La sacerdotisa menfita se envaró.

—¿No debería haberse desplazado hasta aquí el venerable Wahibre?

—Sí, pero hay graves dificultades que se lo impiden. Me ha dado el poder de representarlo.

—Vayamos al recinto del toro.

El culto del toro Apis databa de la primera dinastía, que había visto la unificación del Alto y el Bajo Egipto bajo el reinado de Menes. El toro, heraldo e intérprete de la potencia real,[30] proveía de innumerables riquezas la mesa de los dioses y las diosas. Encarnación de la creación, de la luz y de la resurrección,[31] el coloso había nacido de una vaca iluminada por un relámpago que brotó de las nubes. Ésta era el símbolo de la diosa-Cielo unida al primer fulgor del alba de los tiempos, pero no daba ya a luz. Apis, su único hijo, garantizaba la vitalidad del faraón.

El toro sagrado no se parecía a ningún otro. Negro, con un triángulo blanco en la frente y el escarabeo de las metamorfosis grabado en la lengua, ocupaba un cercado situado al sur del templo de Ptah, cerca del palacio real. Allí gozaba de atentos cuidados, y vivía largos y felices años al servicio de la prosperidad del reino.

A su muerte, al templo de Sais le correspondía proporcionar un sudario osírico, indispensable para la inhumación. Pero las autoridades religiosas de Menfis no habían enviado ningún mensaje alarmante a las de Sais.

El vasto y confortable dominio de Apis atestiguaba la importancia atribuida al toro sagrado.

Cuando las dos mujeres llegaron allí, vieron que el cercado estaba vacío.

—¿Dónde está? —preguntó Nitis.

Extrañada, la sacerdotisa menfita alertó al guardián en jefe.

—Esta mañana no ha salido de su establo.

—¿Acaso está enfermo?

—Yo me limito a alimentarlo.

—Abrid la barrera —ordenó Nitis.

Sería mejor no discutir con aquellas mujeres. Si se enojaban, te echaban en seguida un maleficio.

La sacerdotisa cruzó el cercado y penetró en la residencia de Apis. El poderoso animal estaba tendido de costado, sus ojos supuraban.

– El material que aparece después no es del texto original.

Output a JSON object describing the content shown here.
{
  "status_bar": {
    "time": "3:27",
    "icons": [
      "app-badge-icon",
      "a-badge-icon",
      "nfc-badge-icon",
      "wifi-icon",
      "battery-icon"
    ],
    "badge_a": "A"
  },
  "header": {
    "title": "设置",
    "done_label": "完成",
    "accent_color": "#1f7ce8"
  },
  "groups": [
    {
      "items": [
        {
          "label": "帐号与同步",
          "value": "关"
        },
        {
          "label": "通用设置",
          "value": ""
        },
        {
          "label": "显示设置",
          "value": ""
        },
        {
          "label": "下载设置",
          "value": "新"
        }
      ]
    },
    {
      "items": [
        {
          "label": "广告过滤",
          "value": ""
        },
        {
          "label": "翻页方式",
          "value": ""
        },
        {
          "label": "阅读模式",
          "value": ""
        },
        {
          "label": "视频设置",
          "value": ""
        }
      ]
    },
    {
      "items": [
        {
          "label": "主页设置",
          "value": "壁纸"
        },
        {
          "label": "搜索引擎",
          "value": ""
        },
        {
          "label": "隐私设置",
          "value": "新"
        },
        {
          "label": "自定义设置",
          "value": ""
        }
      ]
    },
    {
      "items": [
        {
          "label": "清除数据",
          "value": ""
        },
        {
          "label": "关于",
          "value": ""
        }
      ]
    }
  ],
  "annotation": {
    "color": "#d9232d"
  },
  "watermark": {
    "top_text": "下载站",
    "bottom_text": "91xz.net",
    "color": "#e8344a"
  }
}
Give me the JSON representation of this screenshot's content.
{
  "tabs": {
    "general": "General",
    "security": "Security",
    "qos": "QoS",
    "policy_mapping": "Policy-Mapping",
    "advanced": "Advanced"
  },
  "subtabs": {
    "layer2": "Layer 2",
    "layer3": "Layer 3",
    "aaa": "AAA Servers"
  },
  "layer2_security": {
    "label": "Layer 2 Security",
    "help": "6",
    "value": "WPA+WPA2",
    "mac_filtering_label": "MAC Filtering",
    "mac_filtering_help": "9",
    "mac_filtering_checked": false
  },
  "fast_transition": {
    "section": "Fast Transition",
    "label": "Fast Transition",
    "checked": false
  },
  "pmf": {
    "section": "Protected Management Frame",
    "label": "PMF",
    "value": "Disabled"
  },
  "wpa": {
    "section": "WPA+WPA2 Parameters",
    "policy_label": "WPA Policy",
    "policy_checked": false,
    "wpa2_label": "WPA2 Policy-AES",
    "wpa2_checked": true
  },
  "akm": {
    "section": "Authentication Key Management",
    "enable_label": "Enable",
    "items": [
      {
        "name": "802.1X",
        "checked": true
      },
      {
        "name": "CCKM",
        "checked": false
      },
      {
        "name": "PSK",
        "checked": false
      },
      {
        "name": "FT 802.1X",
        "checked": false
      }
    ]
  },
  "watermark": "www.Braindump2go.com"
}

Nitis se acercó a él. Entre el toro y ella, la confianza brotó de inmediato. Le tocó la frente: ardía.

—Vamos a curarte —le prometió ella.

La muchacha salió entonces corriendo.

—Apis está gravemente enfermo —le dijo a su colega—. Avisemos de inmediato al veterinario.

El titular del puesto guardaba cama, pero lo sustituía su ayudante. Tras un breve examen, éste formuló su diagnóstico.

—Nada alarmante: una simple fiebre pasajera.

—Permitidme que lo dude —afirmó Nitis.

El técnico se engalló.

—¡Nadie ha puesto jamás en duda mi competencia!

—¿No deberíamos frotar al toro con plantas y hacer que sudase para expulsar las toxinas?

—Eso sería del todo inútil. Bastará con algo de reposo. Muy pronto habrá recuperado la salud.

—Sin embargo.

—El especialista soy yo, no vos.

Y dirigiendo a Nitis una mirada de desdén, el veterinario se alejó.